Notation in Huybrechts' $A\wedge A$

Question

When introducing curvature (p.183), Huybrechts uses a notation which I don't really understand: For example in the formulas $$F_{\nabla}=d(A)+A\wedge A, $$ $$dF_\nabla = F_\nabla \wedge A - A\wedge F_\nabla.$$ What does "$\wedge$" stand for? It doesn't seem to be the usual exterior product, because from the way the formulas are written, "$\wedge$" doesn't seem to be skew-symmetric.

Answer 1

In addition to @Andrew's explanation, $\wedge$'s therein are not only exterior products, but also respective algebraic arithmetic. Here are two examples.

Suppose $A$ is a usual $1$-form, e.g., $A=\omega$. Then $A\wedge A=\omega\wedge\omega=0$ follows the usual exterior product.
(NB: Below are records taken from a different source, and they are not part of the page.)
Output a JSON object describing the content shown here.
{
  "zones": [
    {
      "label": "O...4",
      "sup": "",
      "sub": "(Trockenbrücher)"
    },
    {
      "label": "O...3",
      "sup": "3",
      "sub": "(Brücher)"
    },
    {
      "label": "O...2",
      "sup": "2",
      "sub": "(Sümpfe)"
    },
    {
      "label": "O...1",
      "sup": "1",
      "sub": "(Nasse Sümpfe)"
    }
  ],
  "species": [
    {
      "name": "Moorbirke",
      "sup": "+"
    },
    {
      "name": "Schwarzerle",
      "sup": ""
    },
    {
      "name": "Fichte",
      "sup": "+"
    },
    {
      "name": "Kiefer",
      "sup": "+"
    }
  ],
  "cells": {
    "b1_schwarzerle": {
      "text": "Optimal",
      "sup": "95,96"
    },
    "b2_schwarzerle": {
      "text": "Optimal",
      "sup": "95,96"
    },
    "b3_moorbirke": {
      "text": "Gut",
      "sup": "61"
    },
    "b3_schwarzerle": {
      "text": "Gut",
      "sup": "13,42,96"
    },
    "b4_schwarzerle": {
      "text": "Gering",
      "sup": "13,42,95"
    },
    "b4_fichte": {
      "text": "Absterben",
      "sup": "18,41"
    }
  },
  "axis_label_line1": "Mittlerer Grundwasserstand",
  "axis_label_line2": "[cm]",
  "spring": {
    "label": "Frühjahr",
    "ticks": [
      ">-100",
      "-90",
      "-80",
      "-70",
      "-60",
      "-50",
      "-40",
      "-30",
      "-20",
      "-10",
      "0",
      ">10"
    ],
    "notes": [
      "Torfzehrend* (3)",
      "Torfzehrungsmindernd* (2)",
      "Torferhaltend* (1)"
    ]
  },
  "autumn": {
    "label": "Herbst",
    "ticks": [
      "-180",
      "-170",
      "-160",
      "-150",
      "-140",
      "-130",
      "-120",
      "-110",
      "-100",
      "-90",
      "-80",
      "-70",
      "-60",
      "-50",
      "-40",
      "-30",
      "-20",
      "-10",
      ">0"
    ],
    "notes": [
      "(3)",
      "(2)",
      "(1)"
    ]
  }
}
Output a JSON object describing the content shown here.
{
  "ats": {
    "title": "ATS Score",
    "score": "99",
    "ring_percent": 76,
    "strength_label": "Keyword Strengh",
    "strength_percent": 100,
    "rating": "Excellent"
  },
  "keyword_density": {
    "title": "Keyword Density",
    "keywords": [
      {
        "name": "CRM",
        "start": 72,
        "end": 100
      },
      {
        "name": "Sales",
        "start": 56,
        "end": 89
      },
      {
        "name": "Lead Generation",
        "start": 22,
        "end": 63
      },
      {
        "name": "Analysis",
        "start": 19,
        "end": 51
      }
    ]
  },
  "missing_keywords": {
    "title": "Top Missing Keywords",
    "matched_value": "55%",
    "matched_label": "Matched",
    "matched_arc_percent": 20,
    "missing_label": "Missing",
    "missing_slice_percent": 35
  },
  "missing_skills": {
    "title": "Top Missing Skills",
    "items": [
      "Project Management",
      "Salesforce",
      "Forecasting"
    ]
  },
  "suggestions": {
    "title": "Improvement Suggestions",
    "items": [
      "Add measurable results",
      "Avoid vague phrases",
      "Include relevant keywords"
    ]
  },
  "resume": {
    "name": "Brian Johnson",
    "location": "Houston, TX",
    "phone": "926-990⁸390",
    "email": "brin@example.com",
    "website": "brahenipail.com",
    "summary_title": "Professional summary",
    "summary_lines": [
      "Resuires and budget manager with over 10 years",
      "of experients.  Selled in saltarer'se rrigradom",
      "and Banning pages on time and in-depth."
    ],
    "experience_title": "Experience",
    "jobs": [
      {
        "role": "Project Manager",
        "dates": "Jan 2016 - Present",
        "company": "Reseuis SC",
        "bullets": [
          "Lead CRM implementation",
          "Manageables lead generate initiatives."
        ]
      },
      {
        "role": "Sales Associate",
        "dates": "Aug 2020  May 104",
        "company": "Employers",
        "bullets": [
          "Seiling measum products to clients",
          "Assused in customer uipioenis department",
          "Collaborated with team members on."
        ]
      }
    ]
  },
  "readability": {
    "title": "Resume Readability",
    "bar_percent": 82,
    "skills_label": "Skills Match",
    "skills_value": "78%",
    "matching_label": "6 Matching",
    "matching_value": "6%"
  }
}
Suppose $A$ is a matrix $1$-form, e.g., $$ A=\left( \begin{array}{cc} \omega_{11}&\omega_{12}\\ \omega_{21}&\omega_{22} \end{array} \right), $$ where each $\omega_{ij}$ is a usual $1$-form. Then $$ A\wedge A=\left( \begin{array}{cc} \omega_{11}&\omega_{12}\\ \omega_{21}&\omega_{22} \end{array} \right)\wedge\left( \begin{array}{cc} \omega_{11}&\omega_{12}\\ \omega_{21}&\omega_{22} \end{array} \right)=\left( \begin{array}{cc} \omega_{11}\wedge\omega_{11}+\omega_{12}\wedge\omega_{21}&\omega_{11}\wedge\omega_{12}+\omega_{12}\wedge\omega_{22}\\ \omega_{21}\wedge\omega_{11}+\omega_{22}\wedge\omega_{21}&\omega_{21}\wedge\omega_{12}+\omega_{22}\wedge\omega_{22}\end{array} \right), $$ where $\wedge$ not only includes the usual exterior product, but also the matrix-matrix multiplication.

Answer 2

The wedge here indicates the combination of wedge product on forms and composition of the endomorphisms. So, if we have $A= \sum_i \phi_i\otimes a_i$ and $B=\sum_j \psi_j \otimes b_j$, where $\phi_i,\psi_j$ are forms and $a_i,b_j$ are endomorphisms, then $$ A\wedge B = \sum_{i,j} (\psi_i\wedge \phi_j) \otimes (a_i\circ b_j) $$

Huybrechts mentions this in the middle of page 183, but it didn't fill in this detail.